After V-E Day, many soldiers from the European Theater were shipped to the United States. They enjoyed a brief furlough before they received orders to report to Army bases on the West Coast to train for the inevitable invasion of Japan.

It was estimated that Gen. George Marshall’s plan to invade Japan island by island would have cost a half-million American lives. The atomic bomb saved those lives as well as those of about 400,000 prisoners of war and civilian detainees held by the Japanese.

On a bitterly cold, wintry evening, a Chicago railroad station was filled with hundreds of troops coming home. My roommate, Betty Jane, and I also waited for a train that would take us to Northern Michigan for the Christmas holidays.

Many of the soldiers were still shaky from a rough midwinter trip across the Atlantic. These were corn-fed boys who had gone to war in 1941 and they were now returning. Returning servicemen from the South Pacific were not yet acclimated to the frigid weather of the Midwest; and they shivered with cold.

As that train pulled out of the station and traveled through Northern Illinois, more dischargees boarded at Fort Sheridan and Great Lakes Naval Station. The diner was packed, so we bought sandwiches from a vendor in Milwaukee – a slice of bologna between two slices of dry bread. As we approached small towns in Wisconsin, snow-covered figures waited for returning heroes. We watched emotional reunions through the frost-covered windows of our coach. At one town, a large, beautifully lit Christmas tree stood on the platform, surrounded by a crowd. At the corner of the platform, a group of carolers sang Christmas songs.
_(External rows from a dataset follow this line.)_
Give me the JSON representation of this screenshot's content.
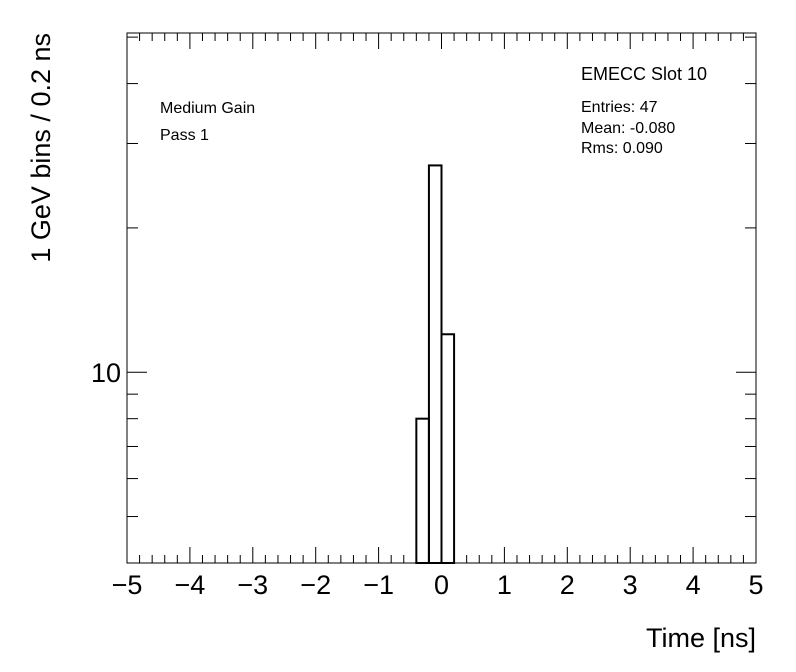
{
  "chart_data": {
    "type": "histogram",
    "title": "EMECC Slot 10",
    "annotations": [
      "Medium Gain",
      "Pass 1"
    ],
    "stats": [
      "Entries: 47",
      "Mean: -0.080",
      "Rms: 0.090"
    ],
    "x_label": "Time [ns]",
    "y_label": "1 GeV bins / 0.2 ns",
    "bins": [
      -0.4,
      -0.2,
      0,
      0.2
    ],
    "values": [
      8,
      27,
      12
    ],
    "color": "#000000",
    "xlim": [
      -5,
      5
    ],
    "xticks": [
      {
        "value": -5,
        "label": "−5"
      },
      {
        "value": -4,
        "label": "−4"
      },
      {
        "value": -3,
        "label": "−3"
      },
      {
        "value": -2,
        "label": "−2"
      },
      {
        "value": -1,
        "label": "−1"
      },
      0,
      1,
      2,
      3,
      4,
      5
    ],
    "ylim": [
      4,
      51
    ],
    "y_log": true,
    "yticks": [
      10
    ],
    "yminor": [
      4,
      5,
      6,
      7,
      8,
      9,
      20,
      30,
      40,
      50
    ]
  }
}
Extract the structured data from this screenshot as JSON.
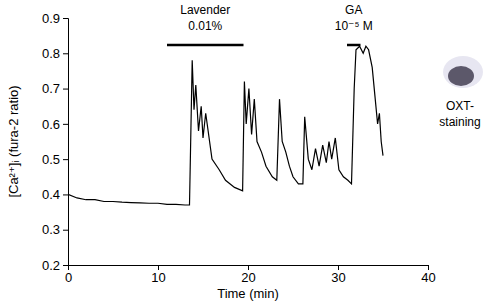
{
  "chart_data": {
    "type": "line",
    "x_label": "Time (min)",
    "y_label": "[Ca²⁺]ᵢ (fura-2 ratio)",
    "xlim": [
      0,
      40
    ],
    "xticks": [
      0,
      10,
      20,
      30,
      40
    ],
    "ylim": [
      0.2,
      0.9
    ],
    "yticks": [
      0.2,
      0.3,
      0.4,
      0.5,
      0.6,
      0.7,
      0.8,
      0.9
    ],
    "grid": false,
    "color": "#000000",
    "x": [
      0,
      1,
      2,
      3,
      4,
      5,
      6,
      7,
      8,
      9,
      10,
      11,
      12,
      13,
      13.5,
      13.8,
      14.0,
      14.2,
      14.5,
      14.8,
      15.0,
      15.3,
      16,
      16.8,
      17.5,
      18.5,
      19.4,
      19.6,
      19.8,
      20.1,
      20.4,
      20.7,
      21.0,
      21.5,
      22,
      22.7,
      23.2,
      23.5,
      23.8,
      24.2,
      24.6,
      25.0,
      25.6,
      26.1,
      26.3,
      26.7,
      27.1,
      27.5,
      27.9,
      28.3,
      28.7,
      29.0,
      29.3,
      29.7,
      30.1,
      30.6,
      31.1,
      31.5,
      31.8,
      32.0,
      32.4,
      32.8,
      33.1,
      33.4,
      33.8,
      34.1,
      34.4,
      34.6,
      34.8,
      35.0
    ],
    "y": [
      0.4,
      0.39,
      0.385,
      0.385,
      0.38,
      0.38,
      0.378,
      0.377,
      0.376,
      0.375,
      0.375,
      0.372,
      0.372,
      0.37,
      0.37,
      0.78,
      0.64,
      0.71,
      0.58,
      0.65,
      0.56,
      0.63,
      0.5,
      0.47,
      0.44,
      0.42,
      0.41,
      0.72,
      0.6,
      0.7,
      0.57,
      0.67,
      0.55,
      0.52,
      0.48,
      0.45,
      0.44,
      0.67,
      0.55,
      0.52,
      0.48,
      0.45,
      0.43,
      0.43,
      0.62,
      0.5,
      0.47,
      0.53,
      0.48,
      0.54,
      0.49,
      0.55,
      0.5,
      0.56,
      0.47,
      0.45,
      0.44,
      0.43,
      0.7,
      0.81,
      0.82,
      0.8,
      0.82,
      0.81,
      0.76,
      0.68,
      0.6,
      0.63,
      0.55,
      0.51
    ],
    "annotations": [
      {
        "lines": [
          "Lavender",
          "0.01%"
        ],
        "x": [
          11,
          19.5
        ]
      },
      {
        "lines": [
          "GA",
          "10⁻⁵ M"
        ],
        "x": [
          31,
          32.5
        ]
      }
    ],
    "side_note": [
      "OXT-",
      "staining"
    ]
  }
}
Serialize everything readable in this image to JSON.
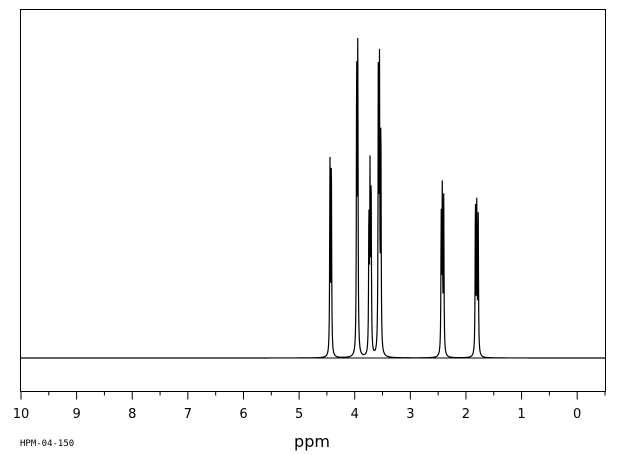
{
  "chart_data": {
    "type": "line",
    "title": "",
    "xlabel": "ppm",
    "ylabel": "",
    "xlim": [
      10.0,
      -0.5
    ],
    "x_reversed": true,
    "ylim": [
      0,
      1.0
    ],
    "x_ticks": [
      "10",
      "9",
      "8",
      "7",
      "6",
      "5",
      "4",
      "3",
      "2",
      "1",
      "0"
    ],
    "grid": false,
    "legend": "none",
    "line_color": "#000000",
    "peaks": [
      {
        "ppm": 4.445,
        "height": 0.6
      },
      {
        "ppm": 4.42,
        "height": 0.61
      },
      {
        "ppm": 3.965,
        "height": 0.89
      },
      {
        "ppm": 3.945,
        "height": 0.99
      },
      {
        "ppm": 3.745,
        "height": 0.43
      },
      {
        "ppm": 3.725,
        "height": 0.55
      },
      {
        "ppm": 3.705,
        "height": 0.53
      },
      {
        "ppm": 3.575,
        "height": 0.93
      },
      {
        "ppm": 3.555,
        "height": 0.86
      },
      {
        "ppm": 3.53,
        "height": 0.71
      },
      {
        "ppm": 2.445,
        "height": 0.42
      },
      {
        "ppm": 2.425,
        "height": 0.51
      },
      {
        "ppm": 2.4,
        "height": 0.49
      },
      {
        "ppm": 1.83,
        "height": 0.48
      },
      {
        "ppm": 1.805,
        "height": 0.46
      },
      {
        "ppm": 1.78,
        "height": 0.44
      }
    ]
  },
  "footer": {
    "code": "HPM-04-150"
  }
}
When a young soldier stepped of the train, two burly men lifted him above their shoulders while everyone cheered his arrival. Then they gently set him down and a pretty young girl rushed up and embraced him. The servicemen in the car whistled and cheered as the train pulled away from the station.

The carolers‘ voices drifted into the car and my roommate, who had a lovely voice, joined in the song. From the other end of the car, the voice of at tired baritone sang along and the two harmonized the beautiful old carol, Silent Night.

When they finished, everyone in the car applauded and the mood brightened considerably. Someone passed around a flask of brandy, and the conductor passed out Pullman pillows and turned up the heat in the car. We fell into a restless sleep.

The next morning I awoke with a scratchy throat, a headache and a fever. The train was moving slowly, plowing, through huge snowdrifts as we finally reached our destination. Dad was waiting with the old Packard, which he drove skillfully over the ice and through snowdrifts to our home. After at hot bath I went to bed. I remained there for the entire vacation, missing the welcome-home parties and visits from friends and relatives.

On January 1, 1946 recovered from the flu, I boarded the old train for the trip back to Chicago. On my way back to the university, I met a handsome naval cadet who told me he was from California and was anxious to get back to the sunshine. At that moment I decided I would marry this young man who would take me away from this cold city, and 11 months later, I did.